Site-projected Thermal Conductivity: Application to defects, interfaces, and homogeneously disordered materials
A. Gautam, Y. G. Lee, C. Ugwumadu, K. Nepal, S. Nakhmanson, D. A., Drabold

TL;DR
This paper introduces the Site-projected Thermal Conductivity (SPTC) method, enabling local heat transport analysis in disordered and defected materials, with applications demonstrated on amorphous graphene, silicon, and alloy interfaces.
Contribution
The paper presents a novel SPTC approach that quantitatively estimates atomic-level thermal contributions using Green-Kubo equations, advancing thermal analysis in complex materials.
Findings
Amorphous graphene exhibits percolation behavior in thermal transport.
SPTC effectively characterizes thermal contributions in disordered materials.
The method offers new insights for materials design and optimization.
Abstract
With the rapid advance of high-performance computing and electronic technologies, understanding thermal conductivity in materials has become increasingly important. This study presents a novel method: the Site-projected Thermal Conductivity (SPTC) that quantitatively estimates the local (atomic) contribution to heat transport, leveraging the Green-Kubo thermal transport equations.
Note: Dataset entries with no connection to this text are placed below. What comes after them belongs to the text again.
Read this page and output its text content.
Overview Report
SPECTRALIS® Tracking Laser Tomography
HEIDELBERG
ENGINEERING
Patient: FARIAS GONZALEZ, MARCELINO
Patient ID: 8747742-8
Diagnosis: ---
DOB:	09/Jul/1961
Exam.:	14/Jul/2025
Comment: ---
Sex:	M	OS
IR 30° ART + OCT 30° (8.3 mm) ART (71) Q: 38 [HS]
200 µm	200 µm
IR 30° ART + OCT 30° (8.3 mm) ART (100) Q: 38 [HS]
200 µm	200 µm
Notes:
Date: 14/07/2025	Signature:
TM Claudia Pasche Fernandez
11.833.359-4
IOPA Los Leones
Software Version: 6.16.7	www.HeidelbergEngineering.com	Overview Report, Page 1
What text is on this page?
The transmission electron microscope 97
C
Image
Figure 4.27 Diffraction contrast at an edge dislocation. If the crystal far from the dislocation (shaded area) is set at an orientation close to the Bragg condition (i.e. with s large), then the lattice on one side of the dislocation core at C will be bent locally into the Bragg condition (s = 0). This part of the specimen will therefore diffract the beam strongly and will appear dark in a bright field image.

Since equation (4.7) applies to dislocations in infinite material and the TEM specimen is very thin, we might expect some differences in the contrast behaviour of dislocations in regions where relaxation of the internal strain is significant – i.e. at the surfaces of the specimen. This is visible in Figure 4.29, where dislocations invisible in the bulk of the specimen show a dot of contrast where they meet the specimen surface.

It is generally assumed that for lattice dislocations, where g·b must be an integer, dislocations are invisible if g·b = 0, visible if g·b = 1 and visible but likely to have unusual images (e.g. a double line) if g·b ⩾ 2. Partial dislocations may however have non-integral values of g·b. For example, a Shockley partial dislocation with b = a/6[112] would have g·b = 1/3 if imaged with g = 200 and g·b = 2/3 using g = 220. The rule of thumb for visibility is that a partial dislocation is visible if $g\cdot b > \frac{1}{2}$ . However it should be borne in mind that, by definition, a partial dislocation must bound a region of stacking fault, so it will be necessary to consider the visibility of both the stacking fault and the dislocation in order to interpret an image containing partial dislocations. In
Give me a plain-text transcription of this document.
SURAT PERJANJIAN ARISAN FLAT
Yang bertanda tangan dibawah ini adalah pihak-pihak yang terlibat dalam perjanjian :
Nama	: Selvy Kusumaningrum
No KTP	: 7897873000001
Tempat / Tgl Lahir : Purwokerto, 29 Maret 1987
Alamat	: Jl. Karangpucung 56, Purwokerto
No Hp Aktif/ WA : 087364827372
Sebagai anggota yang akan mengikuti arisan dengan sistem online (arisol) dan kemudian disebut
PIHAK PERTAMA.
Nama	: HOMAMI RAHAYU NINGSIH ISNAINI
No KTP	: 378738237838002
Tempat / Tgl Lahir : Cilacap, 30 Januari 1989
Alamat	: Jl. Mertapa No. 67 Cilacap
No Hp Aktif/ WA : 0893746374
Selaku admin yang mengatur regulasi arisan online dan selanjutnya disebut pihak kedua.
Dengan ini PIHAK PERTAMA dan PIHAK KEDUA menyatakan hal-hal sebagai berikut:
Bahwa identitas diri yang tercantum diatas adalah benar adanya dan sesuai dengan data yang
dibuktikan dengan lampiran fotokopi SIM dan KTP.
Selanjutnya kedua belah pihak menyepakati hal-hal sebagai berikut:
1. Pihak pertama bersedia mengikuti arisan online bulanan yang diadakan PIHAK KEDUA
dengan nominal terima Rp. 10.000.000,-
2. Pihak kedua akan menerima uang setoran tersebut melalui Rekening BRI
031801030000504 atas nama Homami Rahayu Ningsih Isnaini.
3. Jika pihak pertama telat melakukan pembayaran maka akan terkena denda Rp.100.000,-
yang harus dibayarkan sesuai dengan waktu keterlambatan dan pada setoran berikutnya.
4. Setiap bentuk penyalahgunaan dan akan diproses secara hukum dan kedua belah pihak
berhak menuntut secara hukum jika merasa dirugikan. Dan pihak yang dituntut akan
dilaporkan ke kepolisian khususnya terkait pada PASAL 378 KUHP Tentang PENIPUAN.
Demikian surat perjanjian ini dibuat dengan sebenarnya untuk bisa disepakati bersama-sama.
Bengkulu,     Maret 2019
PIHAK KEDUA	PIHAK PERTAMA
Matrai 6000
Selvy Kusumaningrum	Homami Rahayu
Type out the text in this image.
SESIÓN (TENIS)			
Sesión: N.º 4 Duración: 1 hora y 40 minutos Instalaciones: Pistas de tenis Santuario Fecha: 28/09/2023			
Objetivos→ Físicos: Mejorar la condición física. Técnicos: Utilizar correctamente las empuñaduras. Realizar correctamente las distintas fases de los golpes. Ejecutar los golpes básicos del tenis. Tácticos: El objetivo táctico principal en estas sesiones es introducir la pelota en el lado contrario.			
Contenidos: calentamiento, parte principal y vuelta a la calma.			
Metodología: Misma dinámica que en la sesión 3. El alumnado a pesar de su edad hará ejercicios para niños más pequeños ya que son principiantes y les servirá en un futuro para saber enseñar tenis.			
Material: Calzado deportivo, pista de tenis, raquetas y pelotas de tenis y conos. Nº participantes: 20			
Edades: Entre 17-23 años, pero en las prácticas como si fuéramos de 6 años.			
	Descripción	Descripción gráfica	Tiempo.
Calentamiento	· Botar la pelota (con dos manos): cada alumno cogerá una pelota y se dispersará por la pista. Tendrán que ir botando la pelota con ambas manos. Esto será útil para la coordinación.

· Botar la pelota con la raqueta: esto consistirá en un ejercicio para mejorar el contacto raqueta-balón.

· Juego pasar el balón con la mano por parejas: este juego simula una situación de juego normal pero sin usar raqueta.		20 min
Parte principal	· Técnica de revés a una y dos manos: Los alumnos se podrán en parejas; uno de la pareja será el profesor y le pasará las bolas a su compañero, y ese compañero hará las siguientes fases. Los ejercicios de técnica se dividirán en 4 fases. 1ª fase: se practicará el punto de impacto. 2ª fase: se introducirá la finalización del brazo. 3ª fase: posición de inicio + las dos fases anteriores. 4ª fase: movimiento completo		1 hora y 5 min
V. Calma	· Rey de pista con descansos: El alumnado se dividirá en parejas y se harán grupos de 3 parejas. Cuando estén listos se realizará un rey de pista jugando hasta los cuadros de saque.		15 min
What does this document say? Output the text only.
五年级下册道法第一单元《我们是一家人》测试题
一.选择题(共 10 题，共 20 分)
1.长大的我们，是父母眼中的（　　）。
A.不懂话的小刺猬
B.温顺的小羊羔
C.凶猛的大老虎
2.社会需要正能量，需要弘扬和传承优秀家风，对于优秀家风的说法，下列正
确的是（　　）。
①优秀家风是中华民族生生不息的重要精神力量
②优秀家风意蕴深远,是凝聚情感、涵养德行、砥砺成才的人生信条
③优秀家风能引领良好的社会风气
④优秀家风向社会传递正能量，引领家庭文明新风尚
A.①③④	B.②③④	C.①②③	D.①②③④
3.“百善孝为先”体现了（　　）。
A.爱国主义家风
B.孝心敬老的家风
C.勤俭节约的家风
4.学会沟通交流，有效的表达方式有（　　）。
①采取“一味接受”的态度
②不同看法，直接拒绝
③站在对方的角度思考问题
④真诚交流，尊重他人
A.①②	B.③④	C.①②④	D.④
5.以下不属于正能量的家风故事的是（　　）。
We demonstrate the effectiveness of this approach on disordered and amorphous graphene, amorphous silicon, and grain boundaries in silicon-germanium alloys. Amorphous graphene reveals a percolation behavior for thermal transport. The results highlight the potential of our method to provide new insights into the thermal behavior of materials, offering a promising avenue for materials design and performance optimization.